Quarterly Outlook
Macro Outlook: The US rate cut cycle has begun
Peter Garnry
Chief Investment Strategist
Chief Macro Strategist
Summary: Risky currencies have all gone vertical against the US dollar as we head into year-end as the Fed has gotten well ahead of USD liquidity concerns with its massive balance sheet operations. But how will the New Year treat us as the Fed will start 2020 with clear evidence that it is inflating a bubble in risky assets?
The drivers for the US dollar haven’t been particularly clear in recent months, but the last couple of weeks’ action suggests that the market is finally celebrating the generous Fed liquidity provision into year end and that the Fed has now clearly avoided the issues so thoroughly fretted by market participants since evidence of USD funding issues back in September. The US dollar is weaker across the board and the obvious flip-side of the best performers over the last couple of weeks, the traditionally risk-correlated G10 smalls and many EM currencies like MXN and ZAR, as well as China-sensitive exporters like IDR and KRW.
This year, far more than the average year, the turn of the calendar page from the old year to the new one could prove especially pivotal – on the "now what?" question as we get past the year-end USD liquidity focus and whether the market’s aggressive assumption that the Fed will remain on side in juicing risk appetite at every turn is justified.
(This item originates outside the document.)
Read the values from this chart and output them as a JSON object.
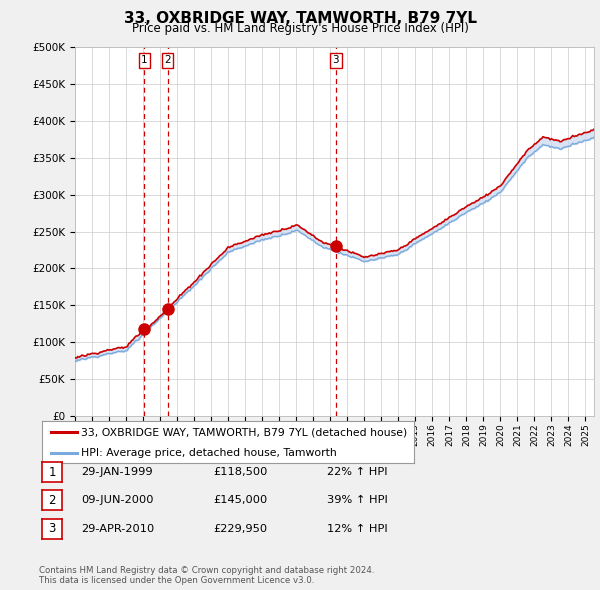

Way back in the mists of time I seem to recall that Fed chair Jay Powell was most concerned that the source of difficult policy challenges from the Fed would not be inflation but financial stability issues. Well, the Powell Fed’s massive liquidity provision has now created the very monster it most feared – an obvious incipient bubble in risky assets that could prove a nightmare for the Fed to navigate in 2020.
As for whether the unwind in the bubble unfolds in the first weeks of 2020 or not until after the US presidential election will likely depend on three chief drivers: the Fed messaging after the New Year, the course of the US election, and the state of the US economy. All three represent strong risks to the current narrative (particularly if Bernie Sanders continues to gain momentum in the Democratic primaries). Some have fairly compared the current situation with Greenspan’s pump priming heading into 2000, which coincided with the final parabolic rise and mini-crash of the tech bubble by early March, followed by a very volatile year, even as the broader market didn’t peak out officially until September. If history rhymes, we may not be set for immediate setbacks in 2020 – but the combination of an obvious incipient bubble and the US political cycle almost have to mean that we will see a far more volatile 2020 than what we witnessed in 2019.
One thing sounding a wrong note in this environment across the major macro indicators is the long end of the yield curve in the US, where the sell-off has lacked the conviction one would normally see if reflation and a growth boost are supposed to be around the corner.
Chart: AUDUSD weekly
The Australian dollar is celebrating Fed liquidity provision into year-end, hopes for a Chinese growth revival on further stimulus and easing (as well as the USDCNY back below 7.00), not to mention hopes that the US-China trade deal will further boost the outlook. The pair has now thoroughly broken out of the former descending channel that dominated action since 2018 and has cleared the local pivots around 0.6900 after a treacherous false break earlier this month. 0.7000 looks like a psychological key as 2020 gets under way and the next objective looks like perhaps 0.7225-0.7250 if the good cheer spills over into the New Year for a time. Let’s see how the price action shapes up in the first couple of weeks of January.